The rest of you will have to imagine it.
After watching the Golden Globes at a tavern with friends, I returned home to work virtually with my web designer in Manila –– he is completely nocturnal so that dovetails perfectly with NYC life.

Around 1 am I took a break while waiting for a page revamp and nodded off watching a rerun of 30 Rock (IE, it seems I just can’t get enough Tina Fey.)
Anyway, waking up my eyes were dry and I rubbed them and then either lost my right contact lens … or else it moved somewhere under my eyelids.
And here’s the weird thing about that kind of experience:  the lens are light enough that you really can’t tell if they are gone from your rubbing or if are still there but have moved into an awkward position.  The problem is that by trying to find and remove them, you end up irritating your eye further.
In other words, trying to fix the problem only makes it worse.
(And since you no longer have your lens in, you technically can’t really see what you are doing in the first place.)
Although I love the Earl Wilson quote ––

“Snow and adolescence are the only problems that disappear if you ignore them long enough.”

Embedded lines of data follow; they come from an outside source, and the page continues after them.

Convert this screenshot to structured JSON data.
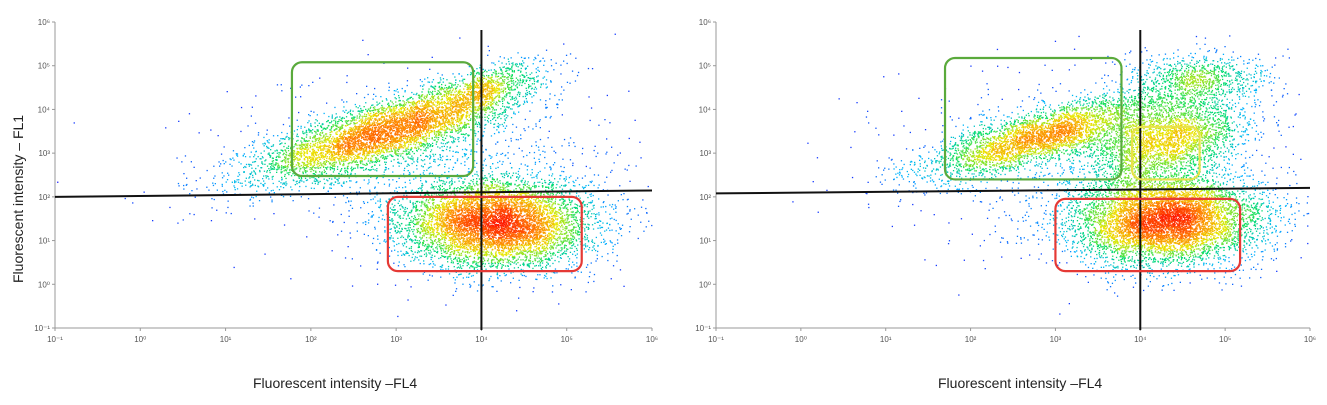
{
  "chart_data": [
    {
      "type": "scatter",
      "title": "",
      "xlabel": "Fluorescent intensity –FL4",
      "ylabel": "Fluorescent intensity – FL1",
      "x_scale": "log",
      "y_scale": "log",
      "xlim": [
        0.1,
        1000000
      ],
      "ylim": [
        0.1,
        1000000
      ],
      "x_ticks": [
        "10⁻¹",
        "10⁰",
        "10¹",
        "10²",
        "10³",
        "10⁴",
        "10⁵",
        "10⁶"
      ],
      "y_ticks": [
        "10⁻¹",
        "10⁰",
        "10¹",
        "10²",
        "10³",
        "10⁴",
        "10⁵",
        "10⁶"
      ],
      "colormap": [
        "#1a1aff",
        "#00b4ff",
        "#00dd66",
        "#e8e800",
        "#ff8800",
        "#ff1a00"
      ],
      "quadrant_lines": {
        "vertical_x": 10000,
        "horizontal": [
          [
            0.1,
            100
          ],
          [
            1000000,
            140
          ]
        ]
      },
      "populations": [
        {
          "center": [
            700,
            3000
          ],
          "spread": [
            0.75,
            0.35
          ],
          "slope": 0.55,
          "count": 5000
        },
        {
          "center": [
            10000,
            30000
          ],
          "spread": [
            0.35,
            0.25
          ],
          "slope": 0.6,
          "count": 800
        },
        {
          "center": [
            15000,
            25
          ],
          "spread": [
            0.55,
            0.5
          ],
          "slope": 0.0,
          "count": 6500
        },
        {
          "center": [
            3000,
            500
          ],
          "spread": [
            1.2,
            1.0
          ],
          "slope": 0.0,
          "count": 900
        }
      ],
      "gates": [
        {
          "color": "#5aaa3c",
          "x": [
            60,
            8000
          ],
          "y": [
            300,
            120000
          ]
        },
        {
          "color": "#e53935",
          "x": [
            800,
            150000
          ],
          "y": [
            2,
            100
          ]
        }
      ]
    },
    {
      "type": "scatter",
      "title": "",
      "xlabel": "Fluorescent intensity –FL4",
      "ylabel": "",
      "x_scale": "log",
      "y_scale": "log",
      "xlim": [
        0.1,
        1000000
      ],
      "ylim": [
        0.1,
        1000000
      ],
      "x_ticks": [
        "10⁻¹",
        "10⁰",
        "10¹",
        "10²",
        "10³",
        "10⁴",
        "10⁵",
        "10⁶"
      ],
      "y_ticks": [
        "10⁻¹",
        "10⁰",
        "10¹",
        "10²",
        "10³",
        "10⁴",
        "10⁵",
        "10⁶"
      ],
      "colormap": [
        "#1a1aff",
        "#00b4ff",
        "#00dd66",
        "#e8e800",
        "#ff8800",
        "#ff1a00"
      ],
      "quadrant_lines": {
        "vertical_x": 10000,
        "horizontal": [
          [
            0.1,
            120
          ],
          [
            1000000,
            160
          ]
        ]
      },
      "populations": [
        {
          "center": [
            700,
            2500
          ],
          "spread": [
            0.7,
            0.3
          ],
          "slope": 0.5,
          "count": 3500
        },
        {
          "center": [
            20000,
            2000
          ],
          "spread": [
            0.45,
            0.45
          ],
          "slope": 0.4,
          "count": 2500
        },
        {
          "center": [
            20000,
            30
          ],
          "spread": [
            0.55,
            0.5
          ],
          "slope": 0.0,
          "count": 6500
        },
        {
          "center": [
            50000,
            50000
          ],
          "spread": [
            0.4,
            0.3
          ],
          "slope": 0.0,
          "count": 900
        },
        {
          "center": [
            3000,
            500
          ],
          "spread": [
            1.2,
            1.0
          ],
          "slope": 0.0,
          "count": 900
        }
      ],
      "gates": [
        {
          "color": "#5aaa3c",
          "x": [
            50,
            6000
          ],
          "y": [
            250,
            150000
          ]
        },
        {
          "color": "#e8e24a",
          "x": [
            8000,
            50000
          ],
          "y": [
            250,
            4000
          ]
        },
        {
          "color": "#e53935",
          "x": [
            1000,
            150000
          ],
          "y": [
            2,
            90
          ]
        }
      ]
    }
  ]
}
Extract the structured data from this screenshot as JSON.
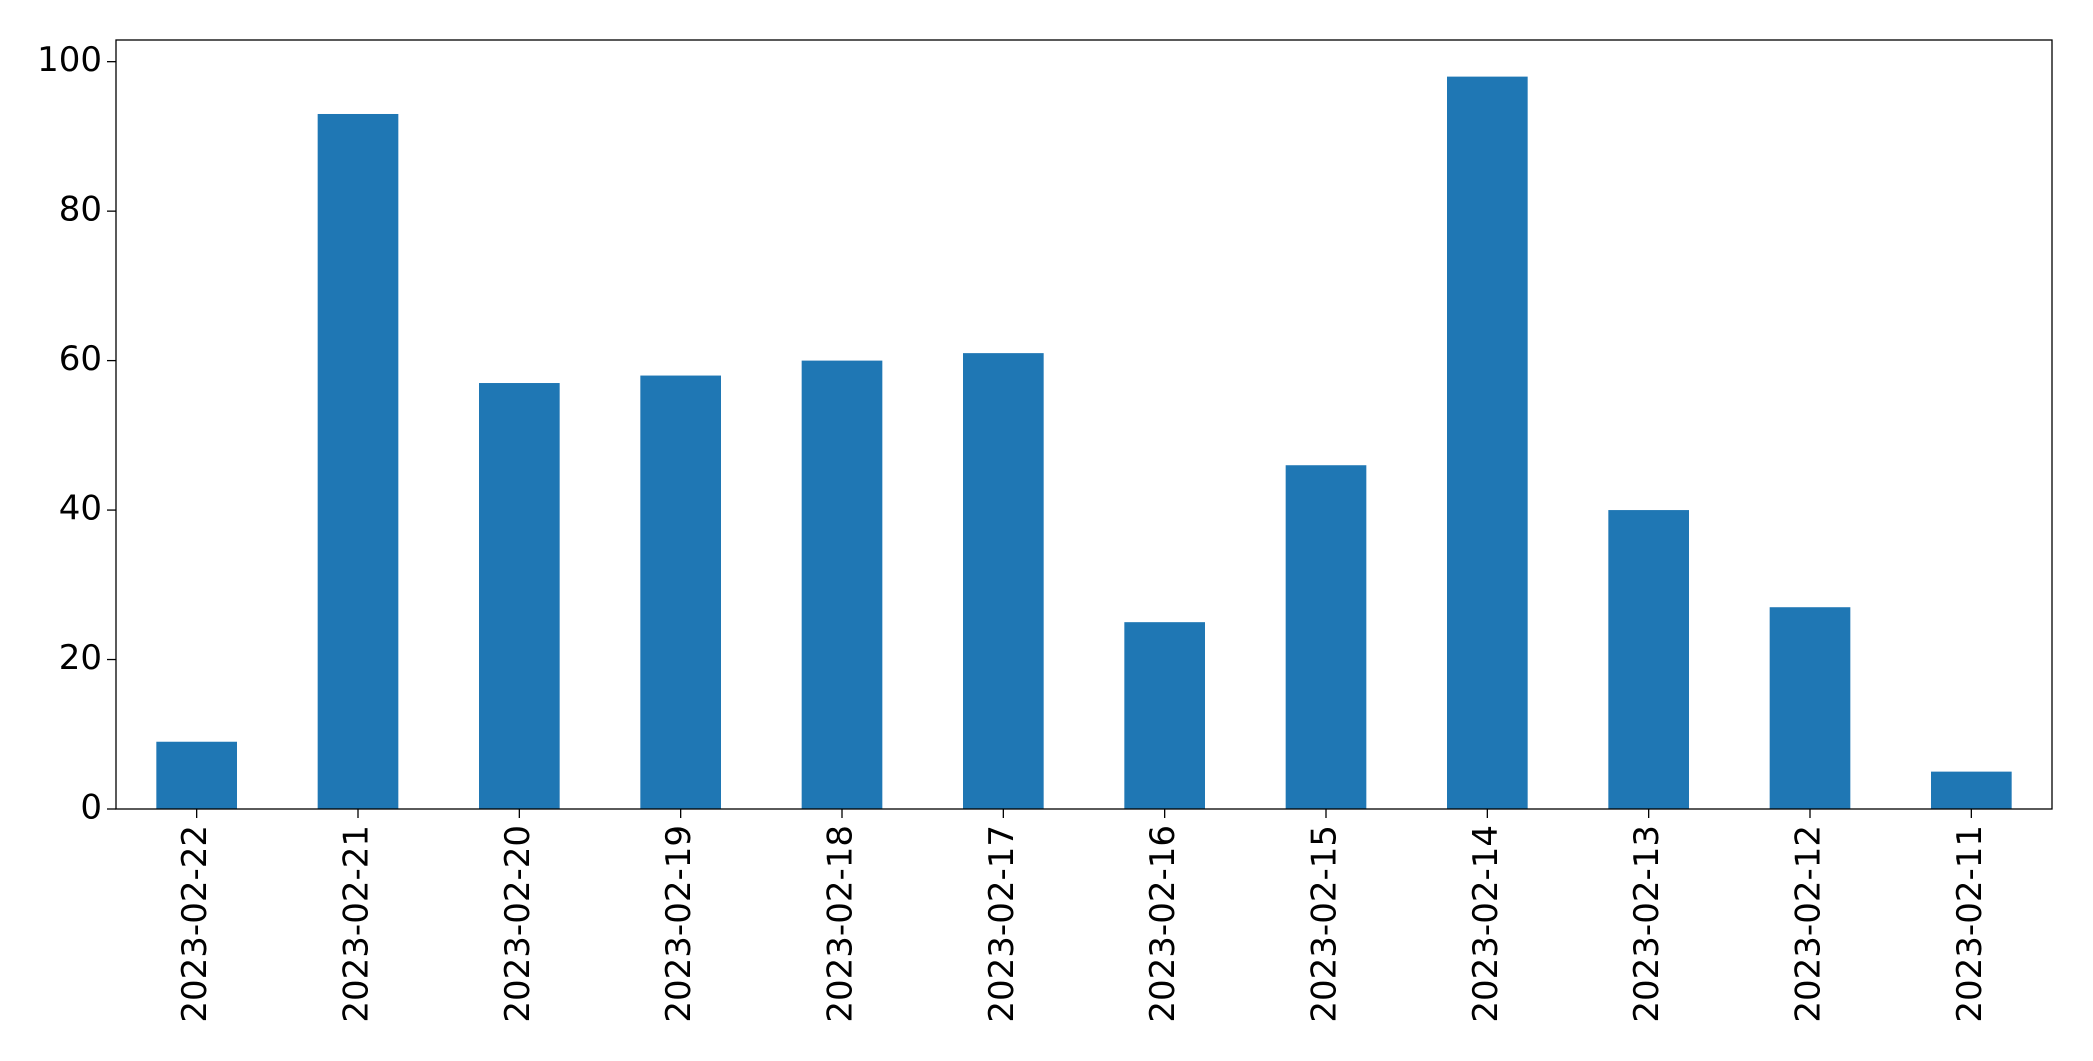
{
  "chart_data": {
    "type": "bar",
    "categories": [
      "2023-02-22",
      "2023-02-21",
      "2023-02-20",
      "2023-02-19",
      "2023-02-18",
      "2023-02-17",
      "2023-02-16",
      "2023-02-15",
      "2023-02-14",
      "2023-02-13",
      "2023-02-12",
      "2023-02-11"
    ],
    "values": [
      9,
      93,
      57,
      58,
      60,
      61,
      25,
      46,
      98,
      40,
      27,
      5
    ],
    "color": "#1f77b4",
    "ylim": [
      0,
      102.9
    ],
    "yticks": [
      0,
      20,
      40,
      60,
      80,
      100
    ],
    "grid": false
  }
}
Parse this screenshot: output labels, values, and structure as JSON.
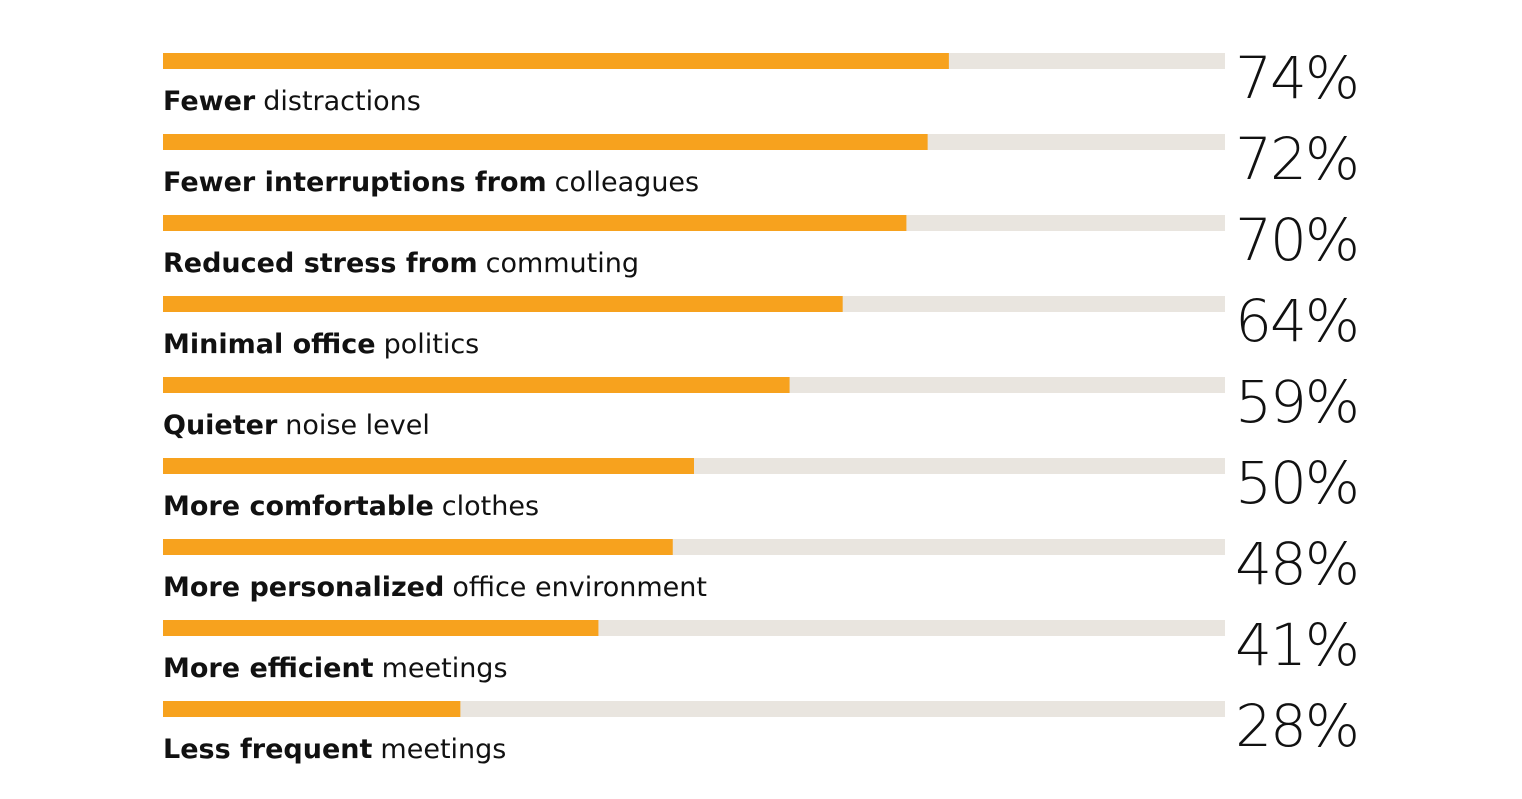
{
  "chart_data": {
    "type": "bar",
    "orientation": "horizontal",
    "categories": [
      [
        "Fewer",
        "distractions"
      ],
      [
        "Fewer interruptions from",
        "colleagues"
      ],
      [
        "Reduced stress from",
        "commuting"
      ],
      [
        "Minimal office",
        "politics"
      ],
      [
        "Quieter",
        "noise level"
      ],
      [
        "More comfortable",
        "clothes"
      ],
      [
        "More personalized",
        "office environment"
      ],
      [
        "More efficient",
        "meetings"
      ],
      [
        "Less frequent",
        "meetings"
      ]
    ],
    "values": [
      74,
      72,
      70,
      64,
      59,
      50,
      48,
      41,
      28
    ],
    "value_labels": [
      "74%",
      "72%",
      "70%",
      "64%",
      "59%",
      "50%",
      "48%",
      "41%",
      "28%"
    ],
    "xlim": [
      0,
      100
    ],
    "color": "#f7a21e",
    "track_color": "#e9e5df"
  }
}
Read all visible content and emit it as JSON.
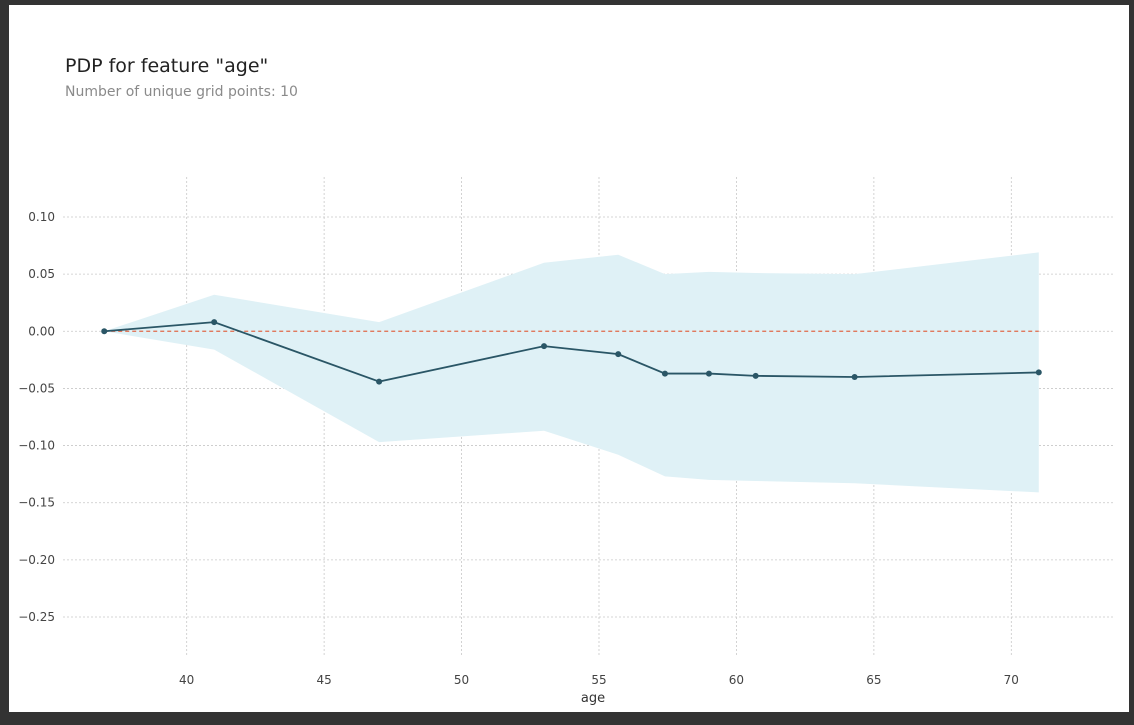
{
  "chart_data": {
    "type": "line",
    "title": "PDP for feature \"age\"",
    "subtitle": "Number of unique grid points: 10",
    "xlabel": "age",
    "ylabel": "",
    "x_ticks": [
      "40",
      "45",
      "50",
      "55",
      "60",
      "65",
      "70"
    ],
    "y_ticks": [
      "0.10",
      "0.05",
      "0.00",
      "−0.05",
      "−0.10",
      "−0.15",
      "−0.20",
      "−0.25"
    ],
    "xlim": [
      35.5,
      73.7
    ],
    "ylim": [
      -0.285,
      0.135
    ],
    "grid": true,
    "reference_line": 0,
    "x": [
      37,
      41,
      47,
      53,
      55.7,
      57.4,
      59,
      60.7,
      64.3,
      71
    ],
    "series": [
      {
        "values": [
          0.0,
          0.008,
          -0.044,
          -0.013,
          -0.02,
          -0.037,
          -0.037,
          -0.039,
          -0.04,
          -0.036
        ],
        "lower": [
          0.0,
          -0.016,
          -0.097,
          -0.087,
          -0.108,
          -0.127,
          -0.13,
          -0.131,
          -0.133,
          -0.141
        ],
        "upper": [
          0.0,
          0.032,
          0.008,
          0.06,
          0.067,
          0.05,
          0.052,
          0.051,
          0.05,
          0.069
        ]
      }
    ],
    "colors": {
      "line": "#2a5666",
      "band": "#dff1f6",
      "zero_line": "#e06a4a",
      "grid": "#c8c8c8"
    }
  }
}
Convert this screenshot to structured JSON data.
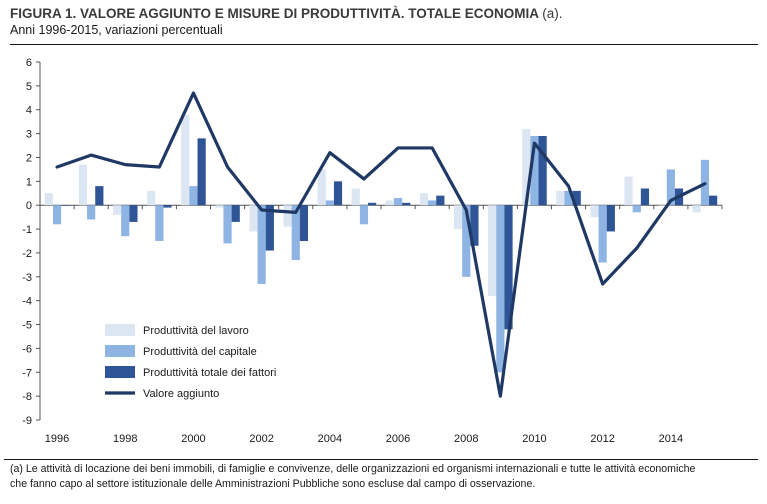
{
  "title": {
    "main": "FIGURA 1. VALORE AGGIUNTO E MISURE DI PRODUTTIVITÀ. TOTALE ECONOMIA",
    "suffix": "(a).",
    "subtitle": "Anni 1996-2015, variazioni percentuali"
  },
  "footnote": {
    "line1": "(a) Le attività di locazione dei beni immobili, di famiglie e convivenze, delle organizzazioni ed organismi internazionali e tutte le attività economiche",
    "line2": "che fanno capo al settore istituzionale delle Amministrazioni Pubbliche sono escluse dal campo di osservazione."
  },
  "chart_data": {
    "type": "bar",
    "x": [
      1996,
      1997,
      1998,
      1999,
      2000,
      2001,
      2002,
      2003,
      2004,
      2005,
      2006,
      2007,
      2008,
      2009,
      2010,
      2011,
      2012,
      2013,
      2014,
      2015
    ],
    "x_tick_labels": [
      "1996",
      "1998",
      "2000",
      "2002",
      "2004",
      "2006",
      "2008",
      "2010",
      "2012",
      "2014"
    ],
    "ylim": [
      -9,
      6
    ],
    "y_ticks": [
      6,
      5,
      4,
      3,
      2,
      1,
      0,
      -1,
      -2,
      -3,
      -4,
      -5,
      -6,
      -7,
      -8,
      -9
    ],
    "grid": false,
    "legend_position": "lower-left",
    "series": [
      {
        "name": "Produttività del lavoro",
        "kind": "bar",
        "color": "#dce6f2",
        "values": [
          0.5,
          1.7,
          -0.4,
          0.6,
          3.8,
          -0.1,
          -1.1,
          -0.9,
          1.5,
          0.7,
          0.2,
          0.5,
          -1.0,
          -3.8,
          3.2,
          0.6,
          -0.5,
          1.2,
          0.0,
          -0.3
        ]
      },
      {
        "name": "Produttività del capitale",
        "kind": "bar",
        "color": "#8eb4e3",
        "values": [
          -0.8,
          -0.6,
          -1.3,
          -1.5,
          0.8,
          -1.6,
          -3.3,
          -2.3,
          0.2,
          -0.8,
          0.3,
          0.2,
          -3.0,
          -7.0,
          2.9,
          0.6,
          -2.4,
          -0.3,
          1.5,
          1.9
        ]
      },
      {
        "name": "Produttività totale dei fattori",
        "kind": "bar",
        "color": "#2f5597",
        "values": [
          0.0,
          0.8,
          -0.7,
          -0.1,
          2.8,
          -0.7,
          -1.9,
          -1.5,
          1.0,
          0.1,
          0.1,
          0.4,
          -1.7,
          -5.2,
          2.9,
          0.6,
          -1.1,
          0.7,
          0.7,
          0.4
        ]
      },
      {
        "name": "Valore aggiunto",
        "kind": "line",
        "color": "#1f3864",
        "values": [
          1.6,
          2.1,
          1.7,
          1.6,
          4.7,
          1.6,
          -0.2,
          -0.3,
          2.2,
          1.1,
          2.4,
          2.4,
          -0.2,
          -8.0,
          2.6,
          0.8,
          -3.3,
          -1.8,
          0.2,
          0.9
        ]
      }
    ]
  }
}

–– as I explore more and more LOA work, I’m beginning to wonder if this truly true.
I can’t seem to solve certain problems –– like my maybe lost or maybe just gone rogue contact lens –– without poking them and making them worse (and therefore perpetually unsolvable and increasingly irritated)
All my late night internet research confirmed this:  I’m just suppose to rest and either the lens will drift back into place … or it will become obvious it fell out during that first post-dozing-off rub.
That practice –– waiting for things to come back into Alignment without leaping into problem-solving mode –– is  oddly perhaps my most challenging … but also the perfect metaphor for a better way of dealing with almost every other problem in my life I’m eager to pounce on and “solve.”
OK … Eyes Closed for a moment … meditating / napping / whatever … no more poking at the problem … Just Allowing everything to come back into place.

[Or else I’m heading straight to the Ophthalmologist]

[And yes, this is my actual eye –– pre-contact incident, of course.]